有人能告诉我如何应用RANSAC来找到最好的4个特征匹配点及其对应的(x,y)坐标吗?这样我就可以在单应性代码中使用它们了?
特征匹配点是通过SIFT获得的,这里是代码:
import numpy as np
import cv2
from matplotlib import pyplot as plt
def drawMatches(img1, kp1, img2, kp2, matches):
rows1 = img1.shape[0]
cols1 = img1.shape[1]
rows2 = img2.shape[0]
cols2 = img2.shape[1]
out = np.zeros((max([rows1,rows2]),cols1+cols2,3), dtype='uint8')
# Place the first image to the left
out[:rows1,:cols1] = np.dstack([img1, img1, img1])
# Place the next image to the right of it
out[:rows2,cols1:] = np.dstack([img2, img2, img2])
# For each pair of points we have between both images
# draw circles, then connect a line between them
for mat in matches:
# Get the matching keypoints for each of the images
img1_idx = mat.queryIdx
img2_idx = mat.trainIdx
# x - columns
# y - rows
(x1,y1) = kp1[img1_idx].pt
(x2,y2) = kp2[img2_idx].pt
# Draw a small circle at both co-ordinates
# radius 4
# colour blue
# thickness = 1
cv2.circle(out, (int(x1),int(y1)), 4, (255, 0, 0), 1)

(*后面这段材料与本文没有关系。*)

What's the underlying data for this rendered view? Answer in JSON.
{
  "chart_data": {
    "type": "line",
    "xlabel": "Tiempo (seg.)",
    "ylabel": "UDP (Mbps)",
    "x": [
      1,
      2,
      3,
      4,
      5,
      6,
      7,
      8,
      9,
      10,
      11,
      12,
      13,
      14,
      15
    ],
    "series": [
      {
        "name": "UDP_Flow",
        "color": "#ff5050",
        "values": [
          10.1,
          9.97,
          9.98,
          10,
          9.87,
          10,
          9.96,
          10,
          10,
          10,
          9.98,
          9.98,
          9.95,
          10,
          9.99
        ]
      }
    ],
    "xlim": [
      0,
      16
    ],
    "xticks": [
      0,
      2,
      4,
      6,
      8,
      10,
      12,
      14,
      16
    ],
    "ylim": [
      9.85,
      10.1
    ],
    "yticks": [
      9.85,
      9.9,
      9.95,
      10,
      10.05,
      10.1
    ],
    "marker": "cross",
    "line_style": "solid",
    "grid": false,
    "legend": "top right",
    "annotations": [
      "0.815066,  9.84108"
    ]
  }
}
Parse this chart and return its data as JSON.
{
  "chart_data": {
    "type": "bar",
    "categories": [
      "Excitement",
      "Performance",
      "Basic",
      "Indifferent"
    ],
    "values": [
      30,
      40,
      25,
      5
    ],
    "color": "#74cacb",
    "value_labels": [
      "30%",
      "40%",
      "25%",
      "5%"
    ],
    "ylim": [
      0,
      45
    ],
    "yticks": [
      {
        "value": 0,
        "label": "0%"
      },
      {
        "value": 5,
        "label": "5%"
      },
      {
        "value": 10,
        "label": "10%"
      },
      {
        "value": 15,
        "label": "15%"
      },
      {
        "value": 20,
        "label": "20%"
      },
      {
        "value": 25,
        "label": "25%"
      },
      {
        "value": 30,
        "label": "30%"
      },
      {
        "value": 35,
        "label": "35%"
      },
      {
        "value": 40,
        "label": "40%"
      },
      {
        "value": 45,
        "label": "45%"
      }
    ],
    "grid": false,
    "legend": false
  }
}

cv2.circle(out, (int(x2)+cols1,int(y2)), 4, (255, 0, 0), 1)
# Draw a line in between the two points
# thickness = 1
# colour blue
cv2.line(out, (int(x1),int(y1)), (int(x2)+cols1,int(y2)), (255, 0, 0), 1)
# Show the image
cv2.imshow('Matched Features', out)
cv2.waitKey(0)
cv2.destroyWindow('Matched Features')
# Also return the image if you'd like a copy
return out
img1 = cv2.imread("C://Users//user//Desktop//research//img1.2.jpg")
img2 = cv2.imread("C://Users//user//Desktop//research//img3.jpg")
name = cv2.COLOR_YUV2BGRA_YV12
print name
gray1 = cv2.cvtColor(img1,cv2.COLOR_BGR2GRAY)
gray2 = cv2.cvtColor(img2, cv2.COLOR_BGR2GRAY)
sift = cv2.SIFT()
kp1,des1 = sift.detectAndCompute(gray1, None)
kp2,des2 = sift.detectAndCompute(gray2, None)
bf = cv2.BFMatcher()
matches=bf.match(des1,des2)
matches=sorted(matches,key=lambda x:x.distance)
img3 = drawMatches(gray1,kp1,gray2,kp2,matches[:100])
plt.imshow(img3),plt.show()
print(matches)
cv2.imwrite('sift_matching1.png',img3)
结果如下:点击此处
这是我的单应性代码:
import cv2
import numpy as np
if __name__ == '__main__' :
# Read source image.
im_src = cv2.imread('C://Users//user//Desktop//research//img1.2.jpg')
pts_src = np.array([[141, 131], [480, 159], [493, 630],[64, 601]])
# Read destination image.
im_dst = cv2.imread('C://Users//user//Desktop//research//img3.jpg')
pts_dst = np.array([[318, 256],[534, 372],[316, 670],[73, 473]])
# Calculate Homography
h, status = cv2.findHomography(pts_src, pts_dst, cv2.RANSAC,5.0)
# Warp source image to destination based on homography
im_out = cv2.warpPerspective(im_src, h, (im_dst.shape[1],im_dst.shape[0]))
# Display images
cv2.imshow("Warped Source Image", im_out)
cv2.waitKey(0)
我随机选择的四个点:
pts_src=np.array([[141131],[480159],[493630],[64601]])
这里的内容相同:
pts_dst=np.array([[318,256],[534,372],[316,670],[73,473]])
所以,是的,基本上,我只需要用RANSAC将获得的最佳特征匹配点来替换这些随机点。
在findHomography之前不必使用RANSAC。RANSAC应用于函数内部。只需传递两个相互匹配的特性数组(不需要只传递四个最好的)。
但是,您可以过滤掉距离较大的匹配项。通常,您会尝试为每个特征找到两个匹配项,并检查第一个匹配项的距离是否大大低于第二个匹配项。看看这个OpenCV教程,了解一些如何做到这一点的代码。